[ovs-dev] [PATCH] TCP Stream: Use TCP keepalive by default

Tue Nov 23 17:44:38 UTC 2021

On Tue, Nov 16, 2021 at 09:54:54PM +0100, Ilya Maximets wrote:
> On 10/25/21 16:36, Michael Santana wrote:
> > In the case that a client disables jsonrpc probes the client would fail
> > to detect if the connection to the server has dropped. To workaround
> > such case TCP keepalive is enabled.
> > 
> > Signed-off-by: Michael Santana <msantana at redhat.com>
> > ---
> 
> Hi, Michael.  Thanks for the patch.  But I'm not sure why we need this,
> at least in current form.
> 
> Standard keepalive configuration on modern systems is set to something
> around 2 hours most of the time.  So, the user might have 2 hours of
> downtime and not even notice.
> 
> TCP keepalives might be useful for the case where user knows that
> application may not reply for a long time, so they have to set the
> inactivity probe to a higher value.   In this case, we could detect
> connection failure with TCP keepalive using shorter time interval.
> 
> Having TCP keepalive configured to a very long interval (which is system
> default), IMHO, doesn't make a lot of sense.
> 
> I would also argue that inactivity probes should never be disabled, but
> set to a higher value instead, because TCP keepalive will not be able
> to detect hanged application, e.g. deadlock.

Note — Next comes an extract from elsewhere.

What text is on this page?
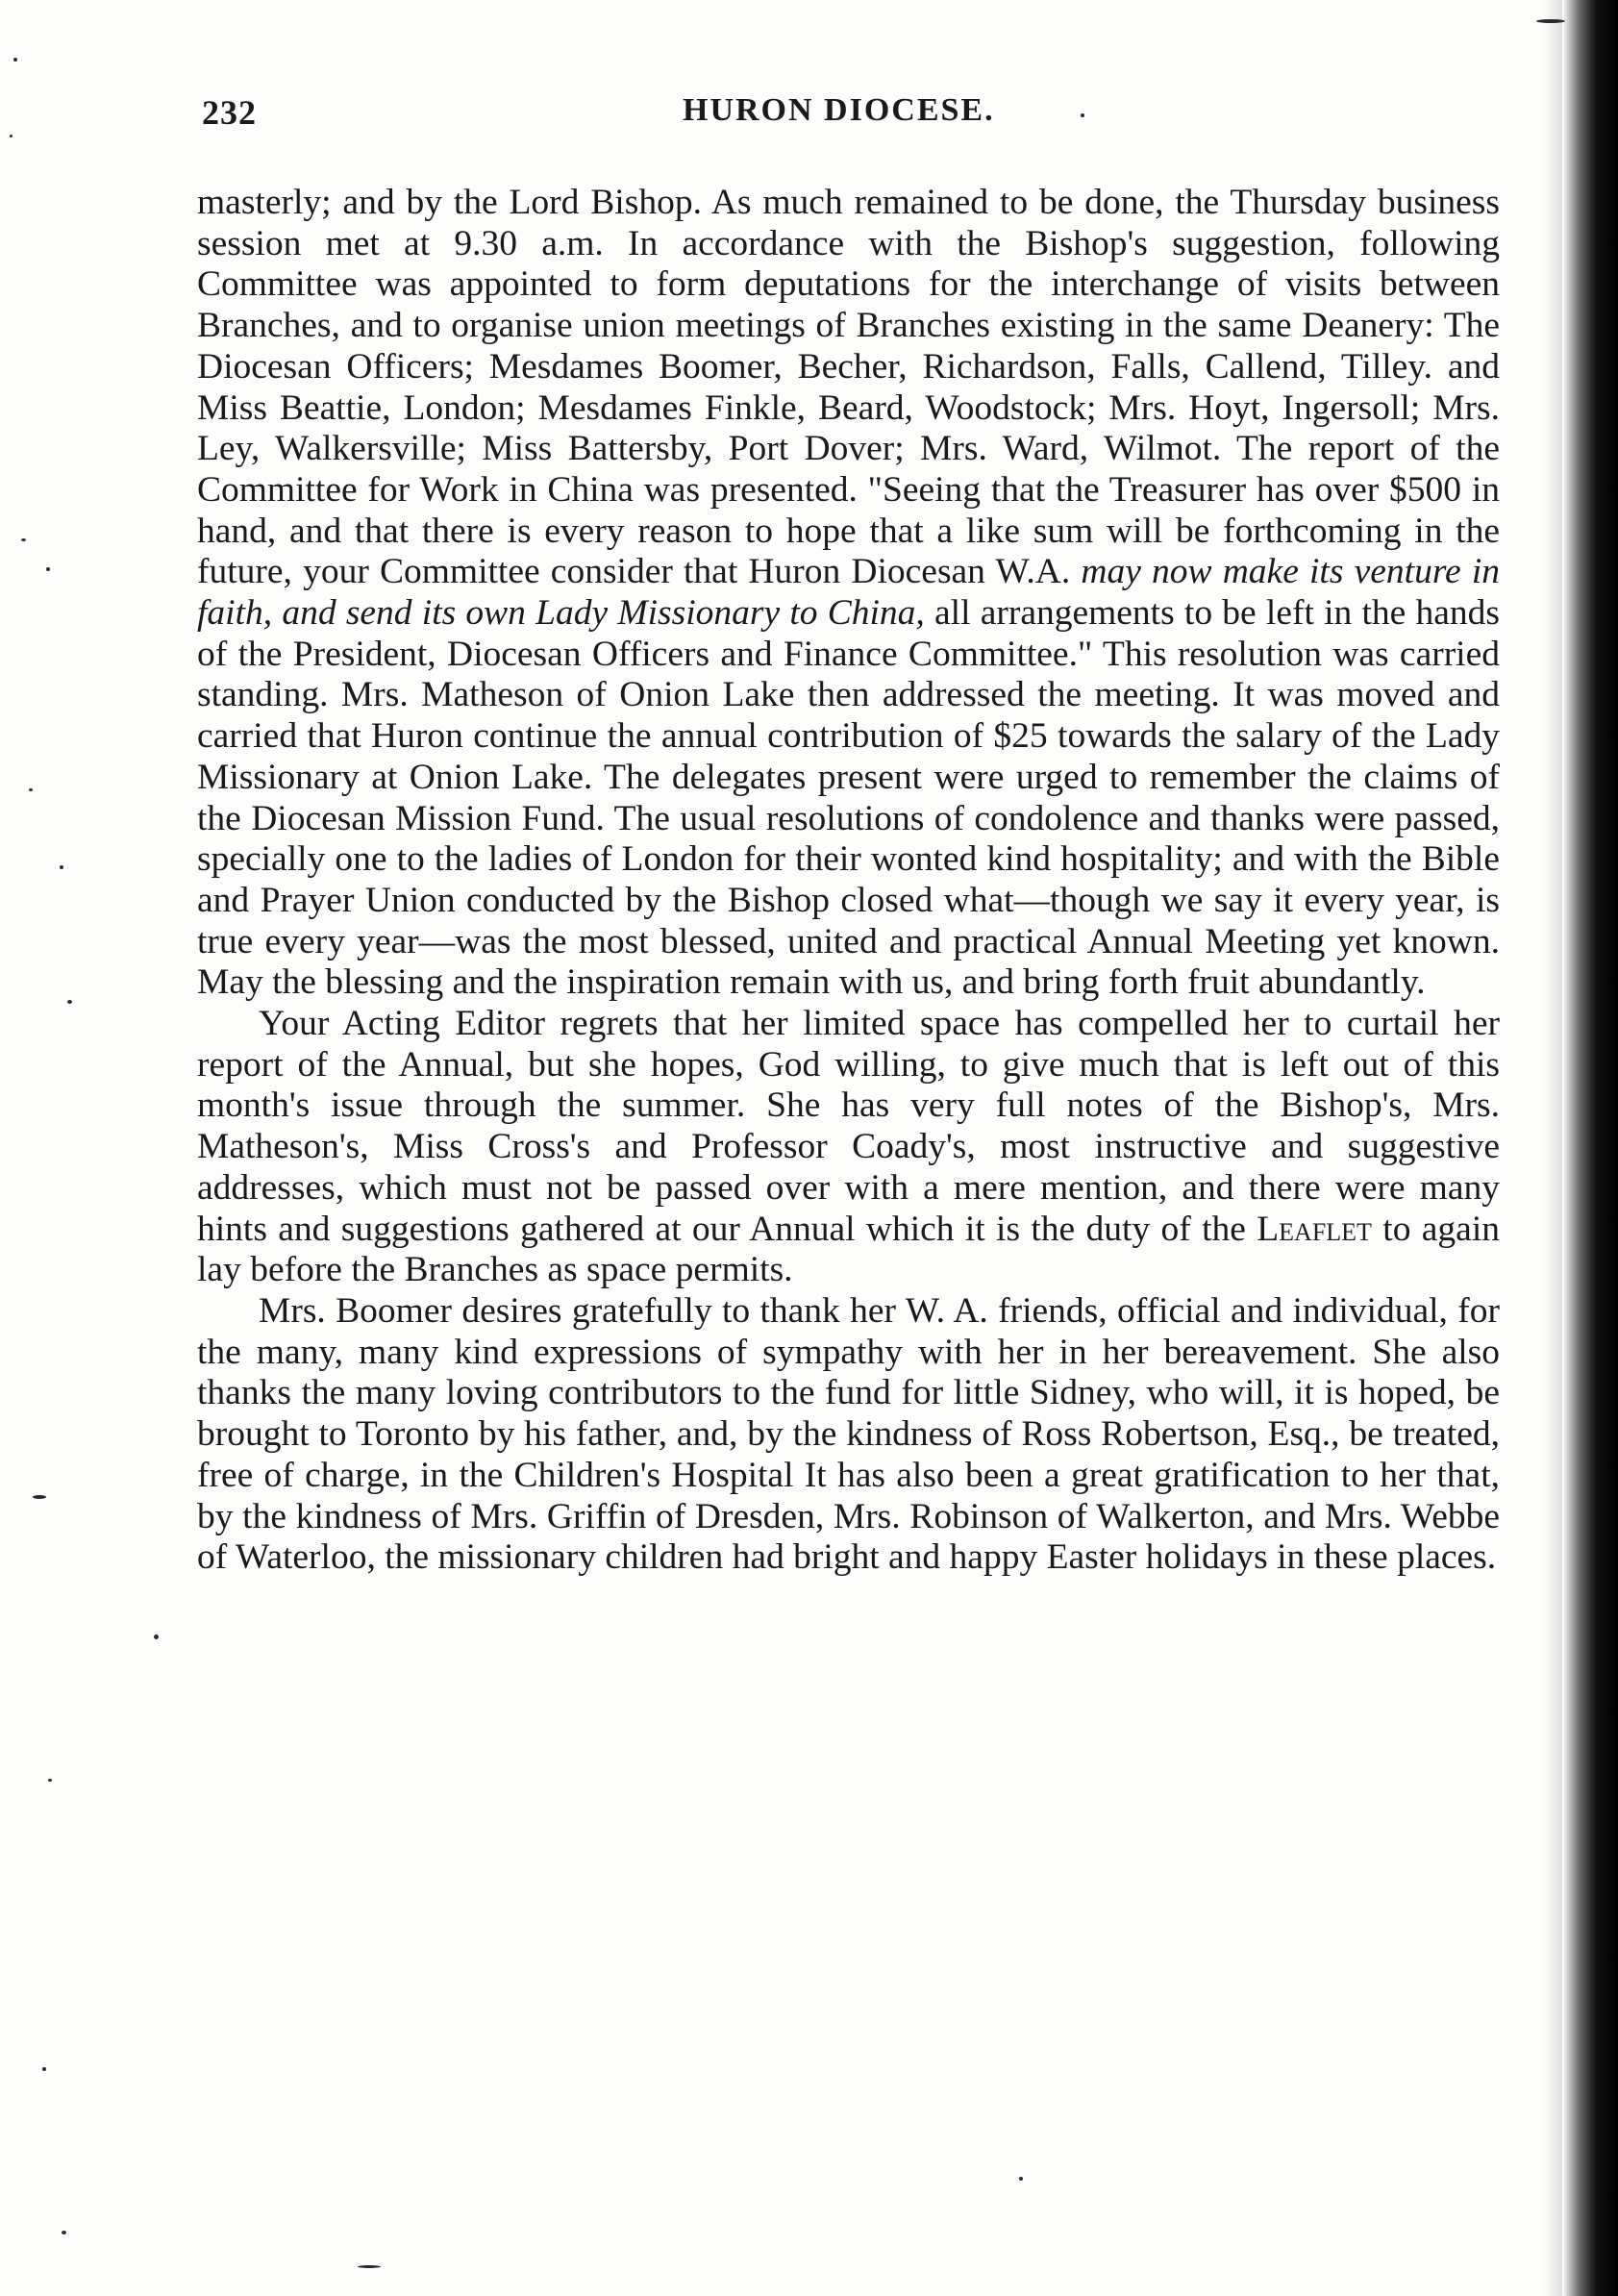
232	HURON DIOCESE.

masterly; and by the Lord Bishop. As much remained to be done, the Thursday business session met at 9.30 a.m. In accordance with the Bishop's suggestion, following Committee was appointed to form deputations for the interchange of visits between Branches, and to organise union meetings of Branches existing in the same Deanery: The Diocesan Officers; Mesdames Boomer, Becher, Richardson, Falls, Callend, Tilley. and Miss Beattie, London; Mesdames Finkle, Beard, Woodstock; Mrs. Hoyt, Ingersoll; Mrs. Ley, Walkersville; Miss Battersby, Port Dover; Mrs. Ward, Wilmot. The report of the Committee for Work in China was presented. "Seeing that the Treasurer has over $500 in hand, and that there is every reason to hope that a like sum will be forthcoming in the future, your Committee consider that Huron Diocesan W.A. may now make its venture in faith, and send its own Lady Missionary to China, all arrangements to be left in the hands of the President, Diocesan Officers and Finance Committee." This resolution was carried standing. Mrs. Matheson of Onion Lake then addressed the meeting. It was moved and carried that Huron continue the annual contribution of $25 towards the salary of the Lady Missionary at Onion Lake. The delegates present were urged to remember the claims of the Diocesan Mission Fund. The usual resolutions of condolence and thanks were passed, specially one to the ladies of London for their wonted kind hospitality; and with the Bible and Prayer Union conducted by the Bishop closed what—though we say it every year, is true every year—was the most blessed, united and practical Annual Meeting yet known. May the blessing and the inspiration remain with us, and bring forth fruit abundantly.

Your Acting Editor regrets that her limited space has compelled her to curtail her report of the Annual, but she hopes, God willing, to give much that is left out of this month's issue through the summer. She has very full notes of the Bishop's, Mrs. Matheson's, Miss Cross's and Professor Coady's, most instructive and suggestive addresses, which must not be passed over with a mere mention, and there were many hints and suggestions gathered at our Annual which it is the duty of the Leaflet to again lay before the Branches as space permits.

Mrs. Boomer desires gratefully to thank her W. A. friends, official and individual, for the many, many kind expressions of sympathy with her in her bereavement. She also thanks the many loving contributors to the fund for little Sidney, who will, it is hoped, be brought to Toronto by his father, and, by the kindness of Ross Robertson, Esq., be treated, free of charge, in the Children's Hospital It has also been a great gratification to her that, by the kindness of Mrs. Griffin of Dresden, Mrs. Robinson of Walkerton, and Mrs. Webbe of Waterloo, the missionary children had bright and happy Easter holidays in these places.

That's a good point. My concern is that either we will need
to stop allowing setting to 0 and that can break upgrades,
or we need to silently set a big interval instead, which is
not a good program behavior IMHO.

Also, it sounds like not allowing to disable actually prevents
the user to shoot himself in the foot, but I don't know for
sure if that has a valid use-case.

Even if we decide to improve the built-in inactivity probes,
it still seems like a good idea to enable TCP keepalive as
a second layer of fault detection.

BTW, the patch missed the tag below
Reported-at: https://bugzilla.redhat.com/show_bug.cgi?id=1988461

-- 
fbl